The other lawyer, the one who looks like he‘s still in high school, objects. That‘s hearsay, Your Honor, he says.
Counsel, approach, the judge says.
Helen speaks quietly. Judge, I would make an offer of proof that the mother called because she had just seen the news clip with that quilt on the screen and was able to link it to her son. Therefore, Your Honor, it‘s an excited utterance.
The objection‘s overruled, the judge says, and Helen approaches me again.
What did the defendant‘s mother tell you? she repeats.
I don‘t want to look at Emma. I can already feel the heat of her gaze, the accusations. She told me that the quilt belonged to her son.
Based on the results of your conversation, what did you do?
I asked Ms. Hunt to bring Jacob down to the station, so that we could speak further.

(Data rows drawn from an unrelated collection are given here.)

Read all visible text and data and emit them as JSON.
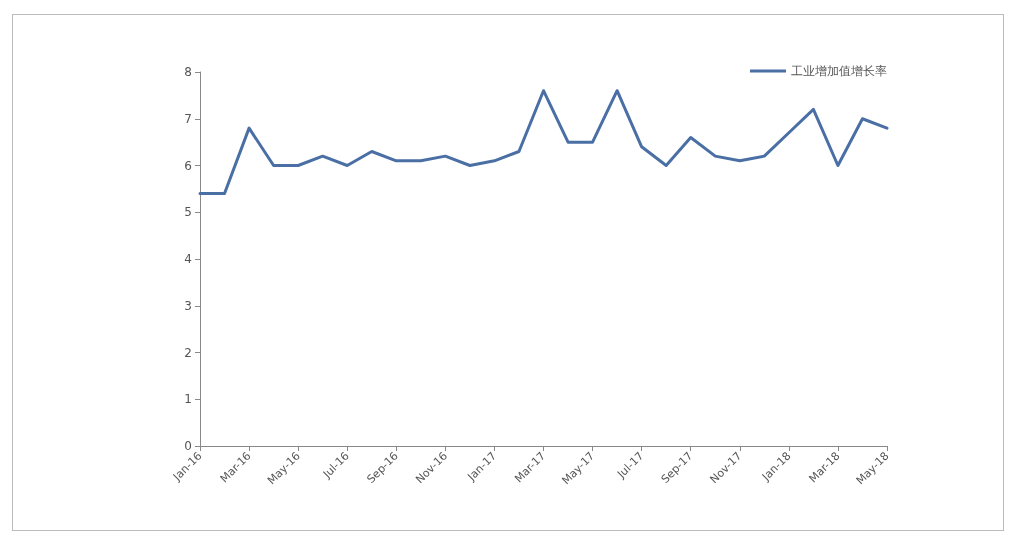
{
  "chart_data": {
    "type": "line",
    "categories": [
      "Jan-16",
      null,
      "Mar-16",
      null,
      "May-16",
      null,
      "Jul-16",
      null,
      "Sep-16",
      null,
      "Nov-16",
      null,
      "Jan-17",
      null,
      "Mar-17",
      null,
      "May-17",
      null,
      "Jul-17",
      null,
      "Sep-17",
      null,
      "Nov-17",
      null,
      "Jan-18",
      null,
      "Mar-18",
      null,
      "May-18"
    ],
    "series": [
      {
        "name": "工业增加值增长率",
        "color": "#4a6fa5",
        "values": [
          5.4,
          5.4,
          6.8,
          6.0,
          6.0,
          6.2,
          6.0,
          6.3,
          6.1,
          6.1,
          6.2,
          6.0,
          6.1,
          6.3,
          7.6,
          6.5,
          6.5,
          7.6,
          6.4,
          6.0,
          6.6,
          6.2,
          6.1,
          6.2,
          6.7,
          7.2,
          6.0,
          7.0,
          6.8
        ]
      }
    ],
    "ylim": [
      0,
      8
    ],
    "yticks": [
      0,
      1,
      2,
      3,
      4,
      5,
      6,
      7,
      8
    ],
    "grid": false,
    "legend": "top right",
    "marker": "none",
    "line_style": "solid"
  }
}
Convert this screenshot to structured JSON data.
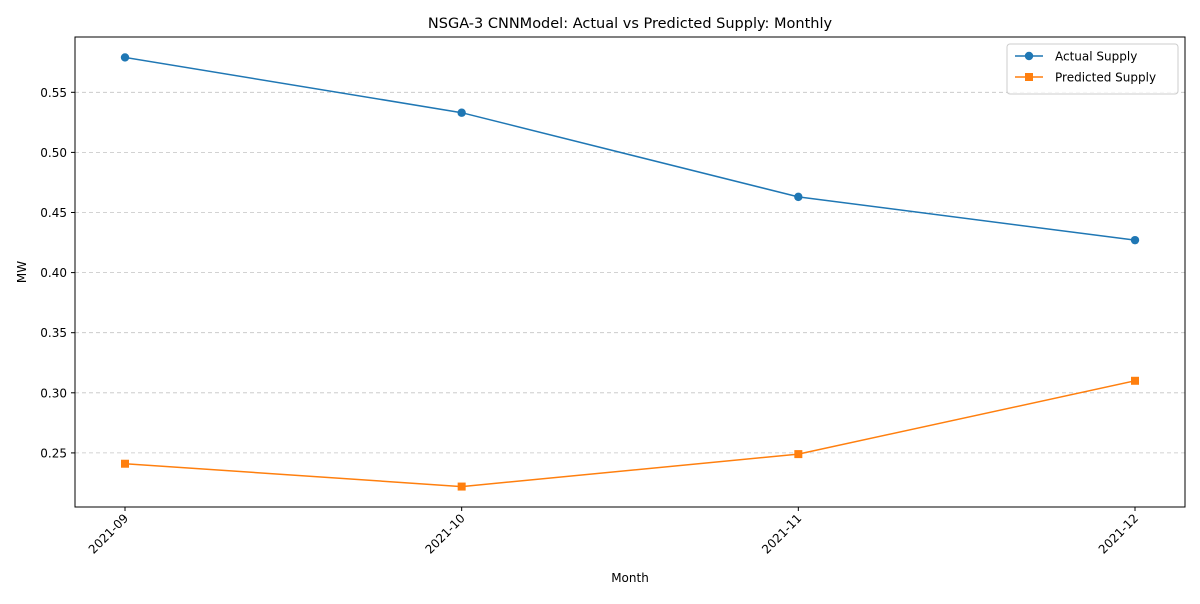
{
  "chart_data": {
    "type": "line",
    "title": "NSGA-3 CNNModel: Actual vs Predicted Supply: Monthly",
    "xlabel": "Month",
    "ylabel": "MW",
    "categories": [
      "2021-09",
      "2021-10",
      "2021-11",
      "2021-12"
    ],
    "series": [
      {
        "name": "Actual Supply",
        "values": [
          0.579,
          0.533,
          0.463,
          0.427
        ],
        "color": "#1f77b4",
        "marker": "circle"
      },
      {
        "name": "Predicted Supply",
        "values": [
          0.241,
          0.222,
          0.249,
          0.31
        ],
        "color": "#ff7f0e",
        "marker": "square"
      }
    ],
    "ylim": [
      0.205,
      0.596
    ],
    "yticks": [
      0.25,
      0.3,
      0.35,
      0.4,
      0.45,
      0.5,
      0.55
    ],
    "ytick_labels": [
      "0.25",
      "0.30",
      "0.35",
      "0.40",
      "0.45",
      "0.50",
      "0.55"
    ],
    "grid": "y-dashed",
    "legend_position": "top-right"
  }
}
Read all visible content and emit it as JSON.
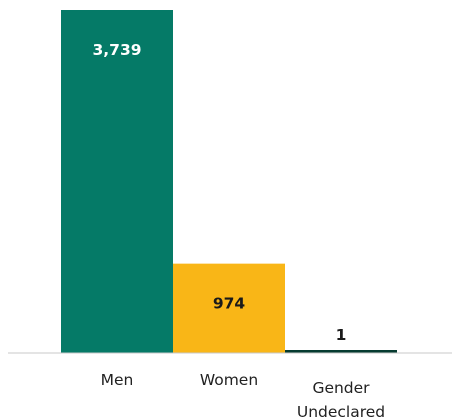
{
  "chart_data": {
    "type": "bar",
    "categories": [
      [
        "Men"
      ],
      [
        "Women"
      ],
      [
        "Gender",
        "Undeclared"
      ]
    ],
    "values": [
      3739,
      974,
      1
    ],
    "value_labels": [
      "3,739",
      "974",
      "1"
    ],
    "colors": [
      "#057a67",
      "#f9b617",
      "#063b30"
    ],
    "value_label_colors": [
      "#ffffff",
      "#1a1a1a",
      "#1a1a1a"
    ],
    "title": "",
    "xlabel": "",
    "ylabel": "",
    "ylim": [
      0,
      3739
    ],
    "grid": false,
    "legend": "none"
  }
}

Did you place Jacob Hunt under arrest for the murder of Jess Ogilvy?
Yes.
Then what happened?
I dismissed all charges against Mr. Maguire. I also executed a search warrant for the defendant‘s house.
What did you find there?
We found Jacob Hunt‘s police scanner, a self-constructed fuming chamber for fingerprinting, and hundreds of black-and-white composition notebooks.
What was in those notebooks?
Jacob used them to record information about
CrimeBusters
episodes he watched.
He‘d write down the date the episode aired, and the evidence, and then whether or not he solved the crime before the television detectives did. I saw him writing in one the first time I came to his house to speak to him.